Jeanette Cutlack relocated from Brighton to the Isle of Mull in 2008. She had visited the island just once a few months previously: “That was the first time I’d even been to Scotland,” she recalls. “I was only there for a couple of nights, but when I returned to Brighton with my then-husband, we decided we should move there. I just knew that that landscape was what I was meant look at for the rest of my life. And that was it.”

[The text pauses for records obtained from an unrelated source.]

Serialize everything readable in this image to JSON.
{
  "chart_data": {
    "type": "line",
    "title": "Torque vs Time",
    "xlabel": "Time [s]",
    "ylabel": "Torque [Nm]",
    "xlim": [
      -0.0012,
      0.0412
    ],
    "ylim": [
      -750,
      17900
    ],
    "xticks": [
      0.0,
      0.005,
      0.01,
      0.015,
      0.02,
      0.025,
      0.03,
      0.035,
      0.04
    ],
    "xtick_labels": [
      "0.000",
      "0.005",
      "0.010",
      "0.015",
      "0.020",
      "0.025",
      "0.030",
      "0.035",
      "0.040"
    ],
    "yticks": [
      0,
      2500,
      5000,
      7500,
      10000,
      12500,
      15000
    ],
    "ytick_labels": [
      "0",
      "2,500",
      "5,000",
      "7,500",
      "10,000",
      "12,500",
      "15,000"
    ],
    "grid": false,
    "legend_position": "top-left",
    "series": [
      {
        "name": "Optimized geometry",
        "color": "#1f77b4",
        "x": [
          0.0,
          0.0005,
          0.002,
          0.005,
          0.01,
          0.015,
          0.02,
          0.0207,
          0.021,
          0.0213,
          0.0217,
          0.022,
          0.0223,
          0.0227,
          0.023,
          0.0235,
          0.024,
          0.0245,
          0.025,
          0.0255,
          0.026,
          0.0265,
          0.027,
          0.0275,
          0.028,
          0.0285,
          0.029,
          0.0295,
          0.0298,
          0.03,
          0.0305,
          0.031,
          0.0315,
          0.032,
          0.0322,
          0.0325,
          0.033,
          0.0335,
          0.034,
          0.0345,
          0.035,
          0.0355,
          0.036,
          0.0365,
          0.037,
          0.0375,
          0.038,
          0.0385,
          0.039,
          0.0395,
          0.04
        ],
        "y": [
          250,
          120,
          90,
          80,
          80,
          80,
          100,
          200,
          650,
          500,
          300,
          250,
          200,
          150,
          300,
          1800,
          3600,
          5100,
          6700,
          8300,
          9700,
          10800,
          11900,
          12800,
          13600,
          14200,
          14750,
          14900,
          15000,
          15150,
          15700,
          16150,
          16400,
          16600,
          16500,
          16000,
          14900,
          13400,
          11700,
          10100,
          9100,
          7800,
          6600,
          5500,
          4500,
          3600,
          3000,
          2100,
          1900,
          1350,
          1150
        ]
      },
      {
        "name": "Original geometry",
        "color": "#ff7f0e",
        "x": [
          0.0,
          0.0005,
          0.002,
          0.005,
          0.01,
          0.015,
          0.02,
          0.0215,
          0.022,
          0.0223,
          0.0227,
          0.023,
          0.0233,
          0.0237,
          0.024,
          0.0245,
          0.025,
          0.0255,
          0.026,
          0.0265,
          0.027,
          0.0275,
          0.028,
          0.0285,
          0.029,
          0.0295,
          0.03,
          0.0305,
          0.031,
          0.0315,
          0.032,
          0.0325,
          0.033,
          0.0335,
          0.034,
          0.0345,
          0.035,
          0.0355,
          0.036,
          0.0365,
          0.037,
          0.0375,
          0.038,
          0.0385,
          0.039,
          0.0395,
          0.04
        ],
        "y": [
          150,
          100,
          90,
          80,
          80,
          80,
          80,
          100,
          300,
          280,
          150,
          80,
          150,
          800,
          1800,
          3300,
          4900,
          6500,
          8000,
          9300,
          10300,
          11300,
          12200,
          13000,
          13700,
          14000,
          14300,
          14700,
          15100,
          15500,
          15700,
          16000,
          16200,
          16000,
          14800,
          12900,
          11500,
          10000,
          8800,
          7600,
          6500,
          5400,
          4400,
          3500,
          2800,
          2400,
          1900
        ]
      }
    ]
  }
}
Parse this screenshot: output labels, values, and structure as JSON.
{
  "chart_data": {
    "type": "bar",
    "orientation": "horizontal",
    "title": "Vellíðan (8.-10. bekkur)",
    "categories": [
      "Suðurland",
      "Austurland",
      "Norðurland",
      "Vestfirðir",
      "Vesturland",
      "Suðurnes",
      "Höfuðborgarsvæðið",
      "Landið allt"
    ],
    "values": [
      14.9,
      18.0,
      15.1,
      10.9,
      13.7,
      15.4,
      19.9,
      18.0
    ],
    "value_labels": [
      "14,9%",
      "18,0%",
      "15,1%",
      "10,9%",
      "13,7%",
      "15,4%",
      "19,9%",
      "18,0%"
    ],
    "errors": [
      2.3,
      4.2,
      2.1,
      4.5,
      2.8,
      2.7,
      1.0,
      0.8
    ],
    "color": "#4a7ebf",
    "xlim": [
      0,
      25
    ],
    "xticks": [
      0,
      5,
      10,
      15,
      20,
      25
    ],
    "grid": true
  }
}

Jeanette’s first job on the island was making breakfasts in a local café. For a time, she also ran a bed and breakfast from her rented farmhouse. (With a population of under 3000, the island relies heavily on tourism. In the summer months, it’s not unusual for islanders to work multiple jobs in order to survive the winter months when visitor numbers decline.) One evening, Jeanette had seven cyclists staying with her. They were ravenous and in search of an evening meal. The capital, Tobermory, was a 45-minute drive; the nearest pub 25 minutes away; so she offered to make them a pie and a tray of brownies herself. “It was magic,” she recalls. That was the summer of 2013. By the beginning of 2014, she’d transformed part of her home into a convivial—if crowded—restaurant.
During her first decade on the island, Jeanette would often walk past a dilapidated croft set low in the landscape. Hunkered below the road, the roofless basalt barn had uninterrupted views across Loch Tuath bay to the Isle of Ulva. “For ten years, I would walk past the barn and imagine sheep on the hillside and food growing next to the barn,” Jeanette explains.
Jeanette’s home restaurant was fully booked for five years. “It opened up my world,” she says, still incredulous. At the start of 2019, having saved and saved, she approached the elderly woman who owned the croft (which includes 50 acres of land) and arranged to buy it from her.
Whilst living in Brighton in her late teens, Jeanette worked at the local cinema with Edward Farleigh-Dastmalchi, who was studying architecture at Sussex University. The friends stayed in touch over the years, and so when Jeanette became the owner of Croft 3, she asked Edward to come and visit what would be the site of her new community dining hall and—eventually—her new home.
The friends first explored the basalt ruin together in the summer of 2019. Edward recalls beating back the bracken in order to reach the barn, which was gradually being reclaimed by nature. They took a walk down to the water’s edge, which is fringed by high reeds, a gnarled ancient woodland to one side, an unexplained stone circle to the other. “It just seemed like such an incredible site,” Edwards says. “So full of possibilities.” At the time, Edward was working full time for Karakusevic Carson Architects; the croft became a side project.